Thanks, Glen, that makes sense. Actually, though I posed it as a question (and indeed thought of it that way when I started typing), as I was typing it out, the process of expressing it in writing forced me to think it through some more and I was starting to come to a similar conclusion.
Its interesting that you bring up resurrected bodies. In fact, that sort of association also didn’t occur to me until I was in the process of putting my thoughts into writing (hence the inclusion of the sentence likening the second PC to a “resurrected” one).
Your response drove me to look something up in scripture I had recently heard referenced somewhere else: Paul writing on the resurrection in I Cor. 15:35-57. “But some man will say, How are the dead raised up? and with what body do they come?” There’s a lot there I’m still contemplating. (I love it how Paul berates us then for asking a “stupid question” [as the REB puts it], but then goes on for a couple dozen verses responding to it!)
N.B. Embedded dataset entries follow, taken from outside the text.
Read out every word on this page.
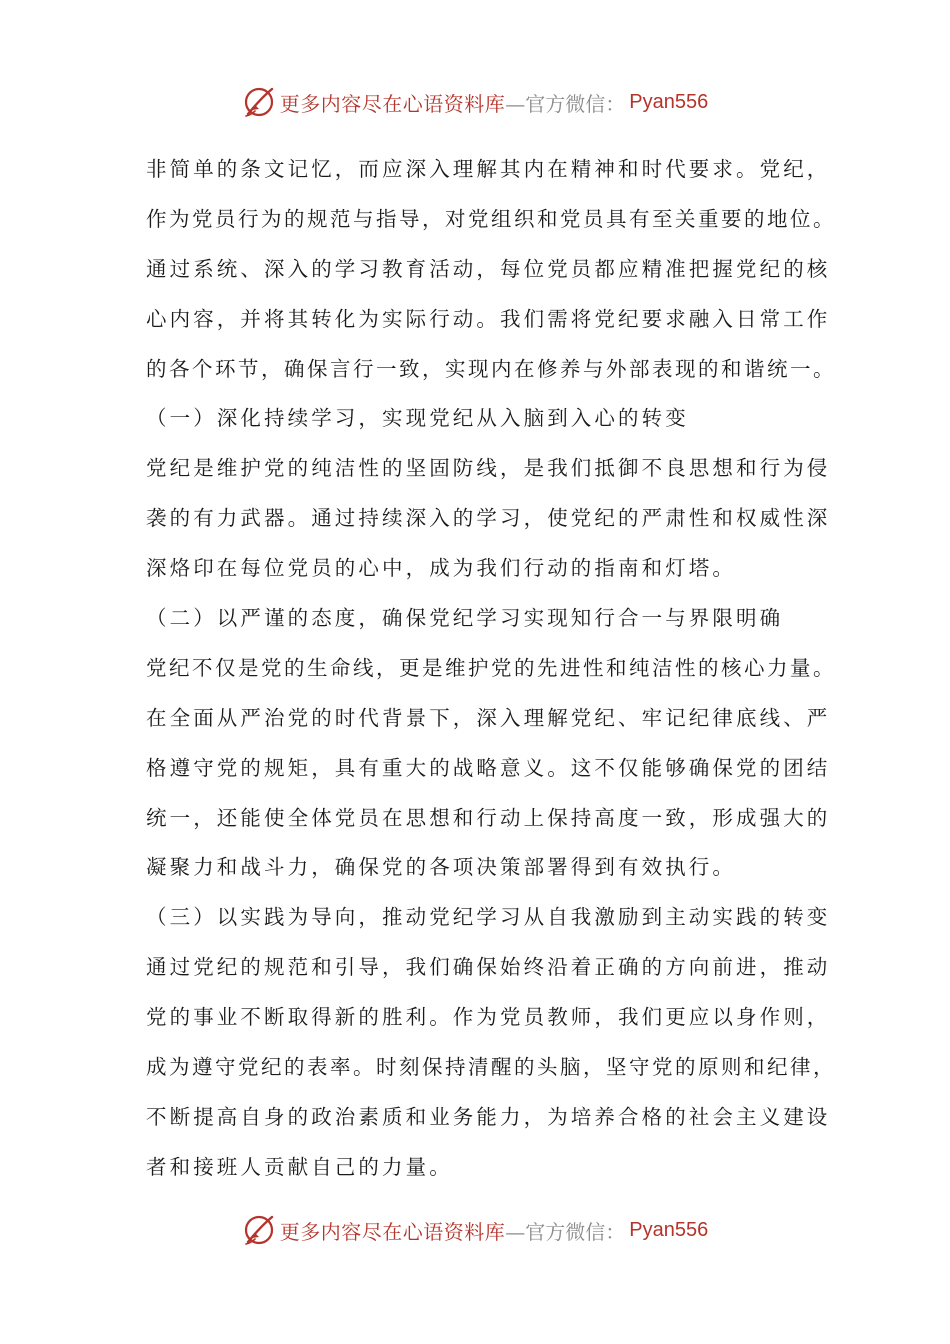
更多内容尽在心语资料库 —官方微信： Pyan556
非简单的条文记忆，而应深入理解其内在精神和时代要求。党纪，
作为党员行为的规范与指导，对党组织和党员具有至关重要的地位。
通过系统、深入的学习教育活动，每位党员都应精准把握党纪的核
心内容，并将其转化为实际行动。我们需将党纪要求融入日常工作
的各个环节，确保言行一致，实现内在修养与外部表现的和谐统一。
（一）深化持续学习，实现党纪从入脑到入心的转变
党纪是维护党的纯洁性的坚固防线，是我们抵御不良思想和行为侵
袭的有力武器。通过持续深入的学习，使党纪的严肃性和权威性深
深烙印在每位党员的心中，成为我们行动的指南和灯塔。
（二）以严谨的态度，确保党纪学习实现知行合一与界限明确
党纪不仅是党的生命线，更是维护党的先进性和纯洁性的核心力量。
在全面从严治党的时代背景下，深入理解党纪、牢记纪律底线、严
格遵守党的规矩，具有重大的战略意义。这不仅能够确保党的团结
统一，还能使全体党员在思想和行动上保持高度一致，形成强大的
凝聚力和战斗力，确保党的各项决策部署得到有效执行。
（三）以实践为导向，推动党纪学习从自我激励到主动实践的转变
通过党纪的规范和引导，我们确保始终沿着正确的方向前进，推动
党的事业不断取得新的胜利。作为党员教师，我们更应以身作则，
成为遵守党纪的表率。时刻保持清醒的头脑，坚守党的原则和纪律，
不断提高自身的政治素质和业务能力，为培养合格的社会主义建设
者和接班人贡献自己的力量。
更多内容尽在心语资料库 —官方微信： Pyan556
I am waiting with anticipation now for the next podcast episodes on “In Search of the Soul,” since I think this ties in with that discussion (i.e, on non-reductive physicalism,, then where does the numerical identity of the earthly body go until the resurrection?) You suggested you\’d have four episodes on that, but so far we are at only two (I think… unless they’re lurking there and I missed them somehow).
I think this supports what Kenny was saying.